BOSTON -- Text analytics, while still a nascent technology, is slowly but surely growing in popularity in the enterprise, according to IDC
Speaking at the Text Analytics Summit, held this week in Boston, IDC's Sue Feldman and Hadley Reynolds said the market for text analytics – the process of mining text-based, unstructured data for patterns or other insights – grew by 20% year-over-year between 2006 and today, and, though slowing because of the recession and overall decline in IT spending, it will continue to expand over the next two to three years.
IDC estimates that the enterprise search market, which includes text analytics software and applications, will reach an estimated $3 billion by 2012, up from a current estimate of $2.25 billion. Market drivers include desire for improved customer relationships, more sophisticated predictive analytics capabilities and concerns over eDiscovery compliance, according to Feldman.
Among the handful of companies at the summit currently using text analytics software was Biogen Idec, a biotech firm based in Cambridge, Mass. The company uses text analytics software to mine journal articles and other medical literature for information that will help its scientists and researchers develop new drug treatments for diseases like lymphoma and rheumatoid arthritis, according to William Hayes, director of library and literature informatics at Biogen Idec.
The biotechnology and related industries spend more than $1 trillion on bio-medical research in the U.S. annually, Hayes said, and much of that information is published as scholarly articles in publications like the New England Journal of Medicine. Text analytics software from vendors Linguamatics and InforSense help Biogen Idec mine these text-based documents, based on pre-designed models and keywords, for relevant information on chemical compounds and other substances that make up the drugs it is considering developing.
And with each new drug therapy costing on average $125 million and taking two to four years to develop, every bit of relevant information Biogen Idec researchers can find is valuable, Hayes said. In some cases, information derived from text analytics, like unexpected side effects that another researcher may have discovered and published in a medical journal, leads the company to abandon potential drug therapies, saving millions of dollars that can be allocated to more promising drugs.
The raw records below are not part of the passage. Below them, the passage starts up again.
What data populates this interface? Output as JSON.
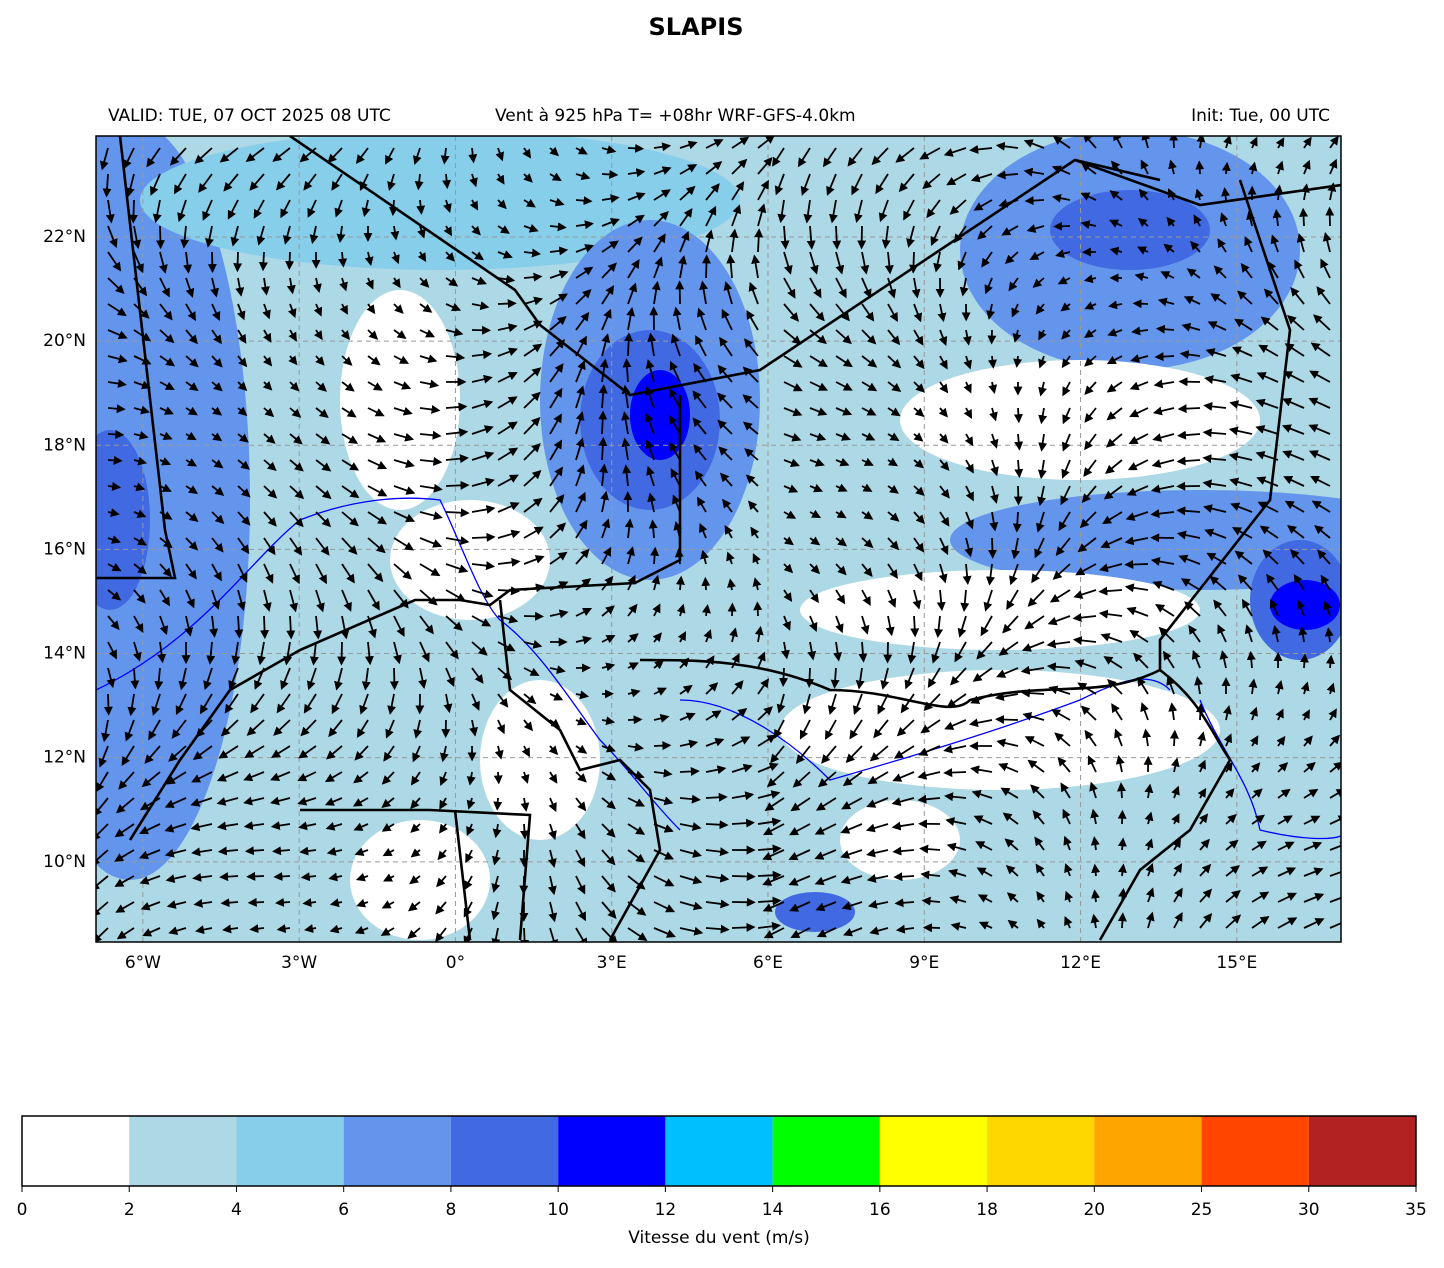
{
  "header": {
    "title": "SLAPIS",
    "left": "VALID: TUE, 07 OCT 2025 08 UTC",
    "center": "Vent à 925 hPa T= +08hr  WRF-GFS-4.0km",
    "right": "Init: Tue, 00 UTC"
  },
  "map": {
    "xlim": [
      -6.9,
      17.0
    ],
    "ylim": [
      8.46,
      23.94
    ],
    "xticks": [
      {
        "value": -6,
        "label": "6°W"
      },
      {
        "value": -3,
        "label": "3°W"
      },
      {
        "value": 0,
        "label": "0°"
      },
      {
        "value": 3,
        "label": "3°E"
      },
      {
        "value": 6,
        "label": "6°E"
      },
      {
        "value": 9,
        "label": "9°E"
      },
      {
        "value": 12,
        "label": "12°E"
      },
      {
        "value": 15,
        "label": "15°E"
      }
    ],
    "yticks": [
      {
        "value": 10,
        "label": "10°N"
      },
      {
        "value": 12,
        "label": "12°N"
      },
      {
        "value": 14,
        "label": "14°N"
      },
      {
        "value": 16,
        "label": "16°N"
      },
      {
        "value": 18,
        "label": "18°N"
      },
      {
        "value": 20,
        "label": "20°N"
      },
      {
        "value": 22,
        "label": "22°N"
      }
    ]
  },
  "colorbar": {
    "bounds": [
      0,
      2,
      4,
      6,
      8,
      10,
      12,
      14,
      16,
      18,
      20,
      25,
      30,
      35
    ],
    "colors": [
      "#ffffff",
      "#add8e6",
      "#87ceeb",
      "#6495ed",
      "#4169e1",
      "#0000ff",
      "#00bfff",
      "#00ff00",
      "#ffff00",
      "#ffd700",
      "#ffa500",
      "#ff4500",
      "#b22222"
    ],
    "label": "Vitesse du vent (m/s)"
  }
}
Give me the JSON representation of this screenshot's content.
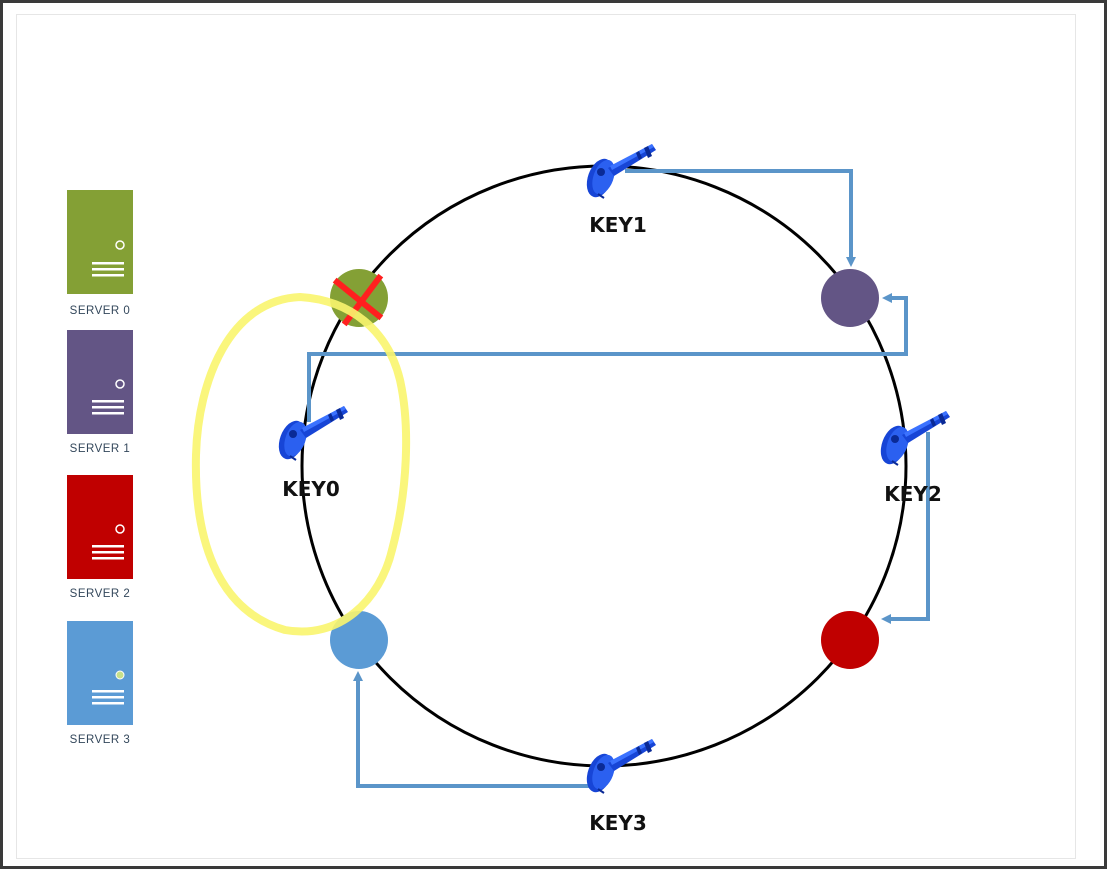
{
  "servers": [
    {
      "label": "SERVER 0",
      "color": "#84a035",
      "led": "#ffffff"
    },
    {
      "label": "SERVER 1",
      "color": "#635585",
      "led": "#ffffff"
    },
    {
      "label": "SERVER 2",
      "color": "#c00000",
      "led": "#ffffff"
    },
    {
      "label": "SERVER 3",
      "color": "#5b9bd5",
      "led": "#c6e08a"
    }
  ],
  "keys": [
    {
      "label": "KEY0"
    },
    {
      "label": "KEY1"
    },
    {
      "label": "KEY2"
    },
    {
      "label": "KEY3"
    }
  ],
  "ring_nodes": [
    {
      "server": "SERVER 0",
      "color": "#84a035",
      "removed": true
    },
    {
      "server": "SERVER 1",
      "color": "#635585",
      "removed": false
    },
    {
      "server": "SERVER 2",
      "color": "#c00000",
      "removed": false
    },
    {
      "server": "SERVER 3",
      "color": "#5b9bd5",
      "removed": false
    }
  ],
  "colors": {
    "arrow": "#5b95c9",
    "ring": "#000000",
    "highlight": "#faf56e",
    "remove_mark": "#ff1f1f",
    "key_fill": "#1745d6",
    "key_dark": "#0a2a96"
  }
}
There would be no way to tap the vast amount of medical literature for this type of valuable information without text analytics software, Hayes said. Manually trolling the articles simply isn't cost effective or scalable.
But the text analytics software that Biogen Idec uses is far from perfect, he said. Around 30% to 70% of the returns the software generates aren't particularly useful, requiring humans to sift through them for the valuable information. "There's still always a fairly good amount of noise [in the returns]," Hayes said.
In fact, while a huge benefit of automated text mining is the reduced need for manual searching of unstructured data, significant manpower is still often needed, depending on the use case, according to a number of text analytics vendors who addressed summit attendees. The group included James Cox, director of text mining at SAS Institute, and David Bean, CTO of Attensity.
Text analytics software, they agreed, is good at mining text-based data to identify large trends. But it is less accurate when analyzing individual content items to determine their sentiment – like whether a particular email from a customer has a negative or positive message about a product – because of the many nuances of spoken language. In those cases, people are sometimes needed to interpret text analytics results.
IDC's Feldman agreed that text analytics software still has a long way to go but said demand for the technology is "catching on" as IT departments continue to transition from "transaction-based to language-based computing." She and Hayes also predicted a period of market consolidation as the mega-vendors look to get ahead of customer demand and add text analytics capabilities to their larger enterprise software stacks.
The wave of consolidation may actually have already begun. In the last two years, SAS Institute bought text analytics specialist Teragram, SAP added text analytics technology to its repertoire with its acquisition of Business Objects, and Microsoft did the same when it bought FAST Search & Transfer.